TOKYO (AP) — A powerful typhoon lashed Japan Monday, leaving one dead and dumping torrential rains, damaging homes and flooding parts of the country's popular tourist destination of Kyoto, where 260,000 people in city center were ordered to evacuate to shelters.
Typhoon Man-yi, packing wind speeds of 162 kilometers per hour (100 mph) Monday afternoon, was centered over the city of Sendai, about 350 kilometers (160 miles) north of Tokyo.
Dozens were injured. Police and disaster management officials said a 72-year-old woman was found dead Monday after her body was dug out of the debris of her home smashed by a mudslide the night before in Shiga prefecture, east of Kyoto. Public broadcaster NHK said three others were missing.
NHK showed tourists in Kyoto being taken to safety on boats on a flooded riverside street, towed by rescue workers.

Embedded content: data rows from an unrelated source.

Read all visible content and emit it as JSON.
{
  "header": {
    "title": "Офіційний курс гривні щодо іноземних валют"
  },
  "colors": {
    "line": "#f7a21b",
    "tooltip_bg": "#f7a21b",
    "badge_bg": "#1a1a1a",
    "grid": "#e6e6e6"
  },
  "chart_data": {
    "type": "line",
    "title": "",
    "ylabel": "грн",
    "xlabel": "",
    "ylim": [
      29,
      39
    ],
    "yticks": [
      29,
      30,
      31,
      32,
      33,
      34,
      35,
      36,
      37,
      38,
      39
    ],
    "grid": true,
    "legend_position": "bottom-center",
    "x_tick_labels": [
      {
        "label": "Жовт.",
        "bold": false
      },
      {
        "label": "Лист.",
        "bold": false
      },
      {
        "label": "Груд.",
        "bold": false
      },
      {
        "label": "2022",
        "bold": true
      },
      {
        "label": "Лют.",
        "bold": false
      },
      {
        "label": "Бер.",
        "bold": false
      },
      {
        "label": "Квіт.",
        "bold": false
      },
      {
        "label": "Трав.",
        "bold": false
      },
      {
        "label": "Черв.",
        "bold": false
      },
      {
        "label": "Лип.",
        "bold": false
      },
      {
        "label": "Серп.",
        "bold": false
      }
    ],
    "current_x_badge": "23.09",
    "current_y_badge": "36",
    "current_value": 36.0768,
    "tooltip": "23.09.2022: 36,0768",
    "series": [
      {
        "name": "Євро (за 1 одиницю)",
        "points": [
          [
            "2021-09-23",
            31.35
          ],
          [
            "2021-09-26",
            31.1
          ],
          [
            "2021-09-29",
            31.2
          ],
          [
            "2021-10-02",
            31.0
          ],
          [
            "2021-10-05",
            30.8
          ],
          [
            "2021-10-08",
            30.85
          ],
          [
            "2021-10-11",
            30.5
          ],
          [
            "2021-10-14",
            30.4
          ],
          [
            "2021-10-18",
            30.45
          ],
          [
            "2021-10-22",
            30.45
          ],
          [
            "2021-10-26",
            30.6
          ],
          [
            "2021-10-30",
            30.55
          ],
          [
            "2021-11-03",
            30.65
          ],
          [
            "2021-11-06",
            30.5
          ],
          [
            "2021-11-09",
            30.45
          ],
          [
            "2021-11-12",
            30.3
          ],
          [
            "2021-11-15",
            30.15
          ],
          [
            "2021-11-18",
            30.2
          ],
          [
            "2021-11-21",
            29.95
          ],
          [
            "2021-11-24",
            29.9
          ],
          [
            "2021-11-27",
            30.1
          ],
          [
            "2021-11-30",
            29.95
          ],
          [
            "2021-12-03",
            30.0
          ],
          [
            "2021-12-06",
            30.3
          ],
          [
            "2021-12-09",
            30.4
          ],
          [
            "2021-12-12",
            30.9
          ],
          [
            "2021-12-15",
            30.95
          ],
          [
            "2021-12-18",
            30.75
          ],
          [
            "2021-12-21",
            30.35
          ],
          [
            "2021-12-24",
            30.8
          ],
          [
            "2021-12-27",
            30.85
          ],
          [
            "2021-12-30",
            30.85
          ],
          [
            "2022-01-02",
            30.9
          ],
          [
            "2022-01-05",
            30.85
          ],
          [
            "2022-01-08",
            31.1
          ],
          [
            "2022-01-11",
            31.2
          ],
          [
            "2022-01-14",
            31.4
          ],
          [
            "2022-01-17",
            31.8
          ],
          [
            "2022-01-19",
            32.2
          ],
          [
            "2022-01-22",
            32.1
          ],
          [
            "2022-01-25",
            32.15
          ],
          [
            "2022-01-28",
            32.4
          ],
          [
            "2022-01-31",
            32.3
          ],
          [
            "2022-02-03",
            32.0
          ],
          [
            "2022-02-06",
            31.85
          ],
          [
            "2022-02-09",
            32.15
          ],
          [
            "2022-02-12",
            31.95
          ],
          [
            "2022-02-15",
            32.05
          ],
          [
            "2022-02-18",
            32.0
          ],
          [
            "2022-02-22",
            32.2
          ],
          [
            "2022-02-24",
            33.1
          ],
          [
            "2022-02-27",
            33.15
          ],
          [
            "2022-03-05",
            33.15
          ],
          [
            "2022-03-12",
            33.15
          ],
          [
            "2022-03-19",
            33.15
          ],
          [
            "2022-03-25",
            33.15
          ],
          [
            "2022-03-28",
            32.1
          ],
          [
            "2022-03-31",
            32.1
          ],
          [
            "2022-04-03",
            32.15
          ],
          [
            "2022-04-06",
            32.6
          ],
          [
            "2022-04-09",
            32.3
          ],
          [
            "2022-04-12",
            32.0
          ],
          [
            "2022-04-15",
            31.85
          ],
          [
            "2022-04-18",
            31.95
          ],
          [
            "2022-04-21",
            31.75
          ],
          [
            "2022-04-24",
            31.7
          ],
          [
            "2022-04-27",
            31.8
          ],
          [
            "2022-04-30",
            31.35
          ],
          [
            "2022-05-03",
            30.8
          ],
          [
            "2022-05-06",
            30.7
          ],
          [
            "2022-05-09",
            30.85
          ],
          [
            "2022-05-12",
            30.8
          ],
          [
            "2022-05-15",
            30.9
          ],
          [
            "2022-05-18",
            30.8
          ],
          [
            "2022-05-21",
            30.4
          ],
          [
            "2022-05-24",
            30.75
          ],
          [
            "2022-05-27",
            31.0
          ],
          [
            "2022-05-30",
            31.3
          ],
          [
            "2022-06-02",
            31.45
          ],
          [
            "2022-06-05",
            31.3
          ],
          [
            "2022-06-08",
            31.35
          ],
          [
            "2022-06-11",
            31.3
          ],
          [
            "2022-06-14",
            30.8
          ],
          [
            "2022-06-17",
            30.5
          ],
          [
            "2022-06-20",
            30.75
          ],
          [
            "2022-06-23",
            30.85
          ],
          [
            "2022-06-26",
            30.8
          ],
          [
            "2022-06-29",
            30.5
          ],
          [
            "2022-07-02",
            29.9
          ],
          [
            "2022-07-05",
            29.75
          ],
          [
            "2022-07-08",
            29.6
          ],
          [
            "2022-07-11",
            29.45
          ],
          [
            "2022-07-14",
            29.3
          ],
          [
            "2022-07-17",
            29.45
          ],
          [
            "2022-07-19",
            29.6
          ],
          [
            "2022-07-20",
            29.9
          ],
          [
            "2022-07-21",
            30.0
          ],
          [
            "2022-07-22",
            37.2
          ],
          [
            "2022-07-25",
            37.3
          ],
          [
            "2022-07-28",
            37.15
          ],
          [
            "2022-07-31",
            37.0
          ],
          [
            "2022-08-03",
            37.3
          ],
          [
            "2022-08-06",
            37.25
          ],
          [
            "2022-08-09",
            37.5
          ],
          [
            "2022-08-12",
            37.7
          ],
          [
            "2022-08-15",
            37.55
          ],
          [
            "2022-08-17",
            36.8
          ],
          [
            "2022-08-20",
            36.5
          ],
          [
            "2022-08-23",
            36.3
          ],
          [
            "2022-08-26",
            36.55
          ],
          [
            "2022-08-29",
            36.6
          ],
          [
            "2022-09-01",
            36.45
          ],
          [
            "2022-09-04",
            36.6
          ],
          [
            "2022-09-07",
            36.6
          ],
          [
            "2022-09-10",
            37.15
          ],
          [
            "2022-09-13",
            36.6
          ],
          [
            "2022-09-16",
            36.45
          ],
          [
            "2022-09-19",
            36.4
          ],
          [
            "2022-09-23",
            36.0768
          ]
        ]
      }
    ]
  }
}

In the nearby town of Fukuchiyama, an aerial view showed a vast area of muddy water swallowing the town, with houses, fields or other structures half-submerged under water. The town's entire population of 81,246 was ordered to evacuate.
The government set up an emergency task force to assess damage and support rescue effort, said Prime Minister's Office official Hikariko Ono. Kyoto and neighboring Shiga prefecture asked the Defense Ministry to mobilize relief teams.
Some 70 people were injured across the country since Sunday, NHK said, citing its own tally. Among the missing was a 77-year-old woman who disappeared since a mudslide hit her house in nearby Fukui prefecture. A man was missing after he went to check fish traps in a river in Fukushima prefecture.
More than 300 homes were flooded across the western and central Japan, according to the Fire and Disaster Management Agency. About 80,000 houses were without electricity in western and central Japan.